# Skier question

1. Nov 5, 2006

### amcca064

Ok so the question is,
"A skier of mass 60kg, initially at rest, slides down from the top of a frictionless, icy, hemispherical, mountain with a radius of curvature R of 100m.

a)Draw a free body diagram and write the Newton's Equations at the moment when he/she is at some point below the top of the mountain.

b)Find the angle 'alpha' with the horizontal surface at which he/she will lose contact with the mountain surface."

Ok so for this question the free body diagram I have is set up so that the angle is measured from the centre of the hemispherical mountain to the skier.
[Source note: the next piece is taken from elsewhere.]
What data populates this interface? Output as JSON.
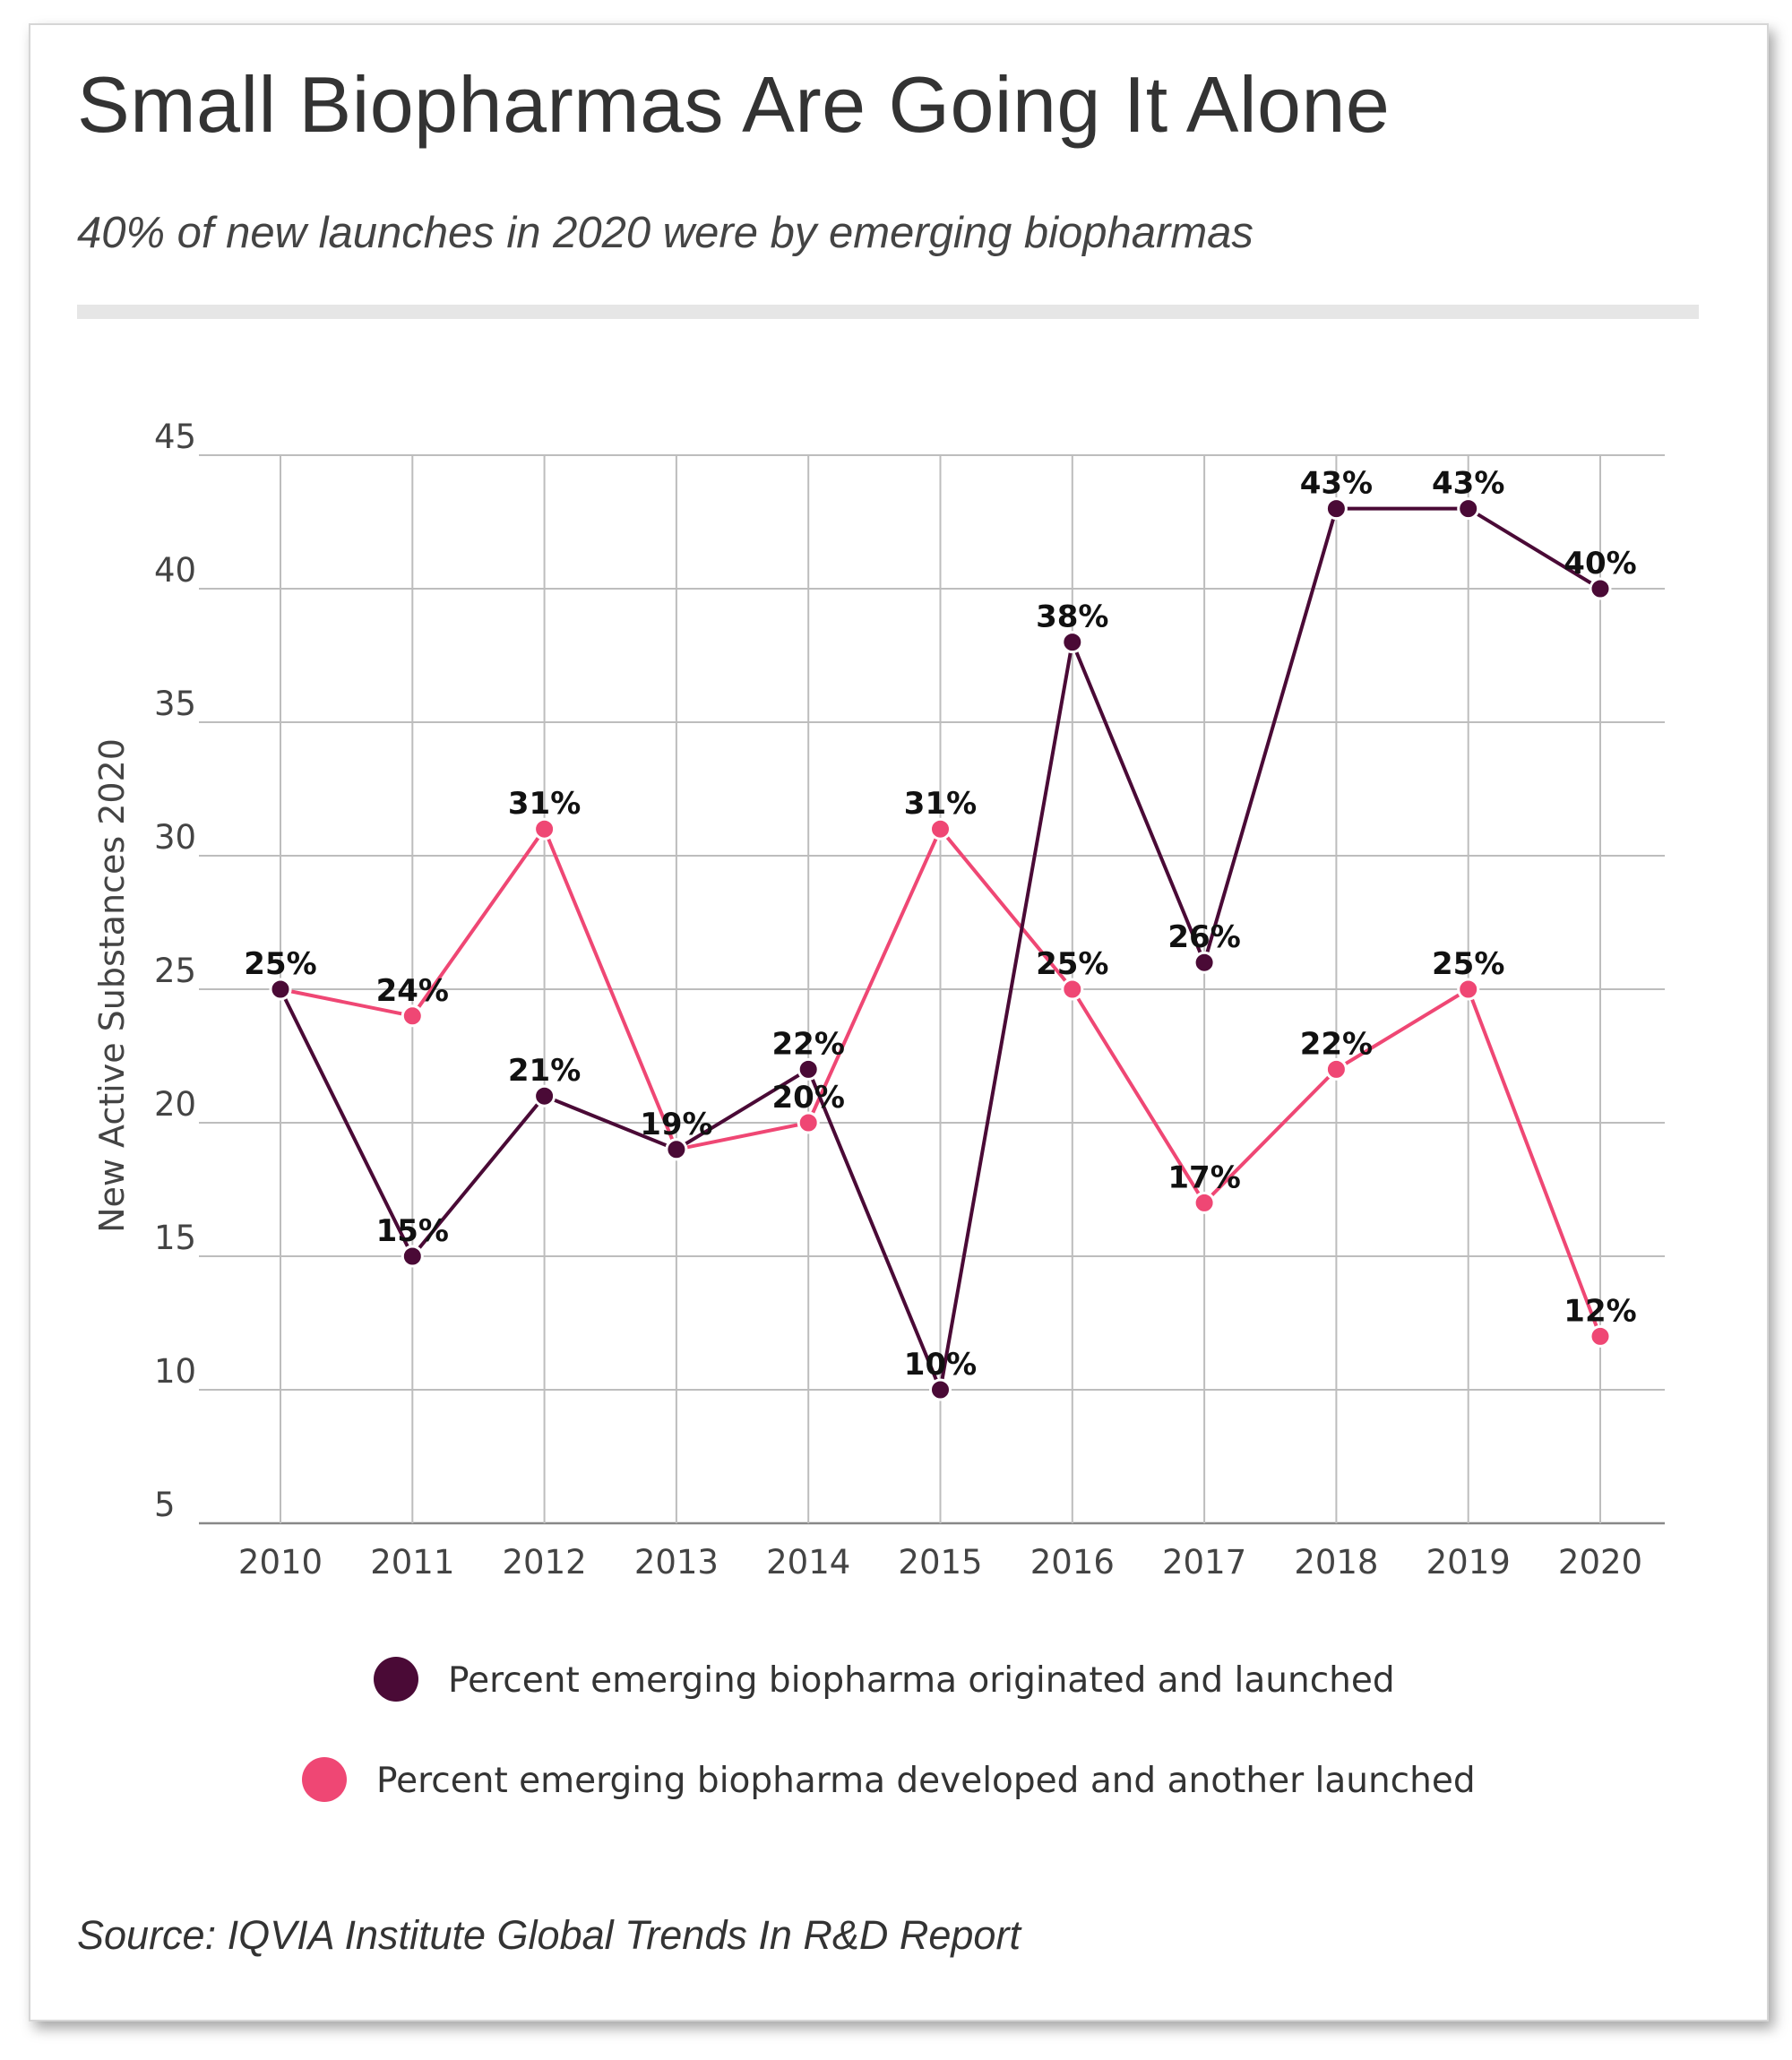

In this way, the x axis' is tangent to the semicircle, and the y axis follows the radius of the semicircle. The skier in my diagram is moving to the right along the mountain, which means that the component of the gravitational force that is acting on him/her in the x direction is
mgcos(alpha) and the component along the y direction is mgsin(alpha). The normal force is along y axis. The newton's equations are

Fx = mgcosalpha
and
Fy = n - mgsinalpha

So far I think I have that right, now the difficult part is part b. I don't know what to look for in this part! What equations should I use and how should I set them up? I think this question has to do with momentum, i.e. when does her horizontal momentum carry her off the mountain, but I don't know how to set the equations up to get there. Any help would be greatly appreciated. Thank you.
Aidan

2. Nov 5, 2006

Hint 1: didn't you forget about a force? (Circular motion!)
Hint 2: if contact is lost, which force must equal zero?

3. Nov 5, 2006

### amcca064

Even if its circular motion, that means that Fy= Fr which is still = n - mgsinalpha
And when contact is lost, the normal force will be zero, which means that Fr = -mgsinalpha

Last edited: Nov 5, 2006
4. Nov 5, 2006

Ok, I assumed the skier is skiing down 'from left to right', but this doesn't matter. You have: N = mg*sin(alpha) - m*v^2 / R. The only thing you have to find is the velocity v the skier has when the line connecting the center of curvature and the skier's position makes some angle alpha with the horizontal. You can use energy conservation.

5. Nov 5, 2006

### amcca064

ok....... so what you said is basically, mgsinalpha=m[(v^2) / r] ----> gsinalpha = (v^2)/r ----> (9.81)(100)sinalpha=v^2 so sinalpha= v^2/981
which is two unknowns and one equation. I know I need to use energy conservation to find the answer, I just don't know how.......

6. Nov 5, 2006

Select two positions of the skier so that one is at the top and the other is at some angle alpha. What is the potential energy of the skier at the top? What about the kinetic energy at the top? Further on, what is the potential energy of the skier at some point alpha? ANd what about the kinetic energy? Now use energy conservation. The sum of kinetic and potential energy of the skier at the top must equal the sum of potential and kinetic energy of the skier at some angle alpha.

7. Nov 5, 2006

### amcca064

Ki + Ui = Kf +Uf makes things a lot easier now, thanks for bringing that to my attention, it was the one thing I couldn't piece together. thanks

8. Nov 6, 2006

### mirandasatterley

I have two questions about the conservation of energy part.

First: Is the v in the final kinetic energy left as v and solved for?
Second: How can you determine the height, h, in the final potential energy, Uf?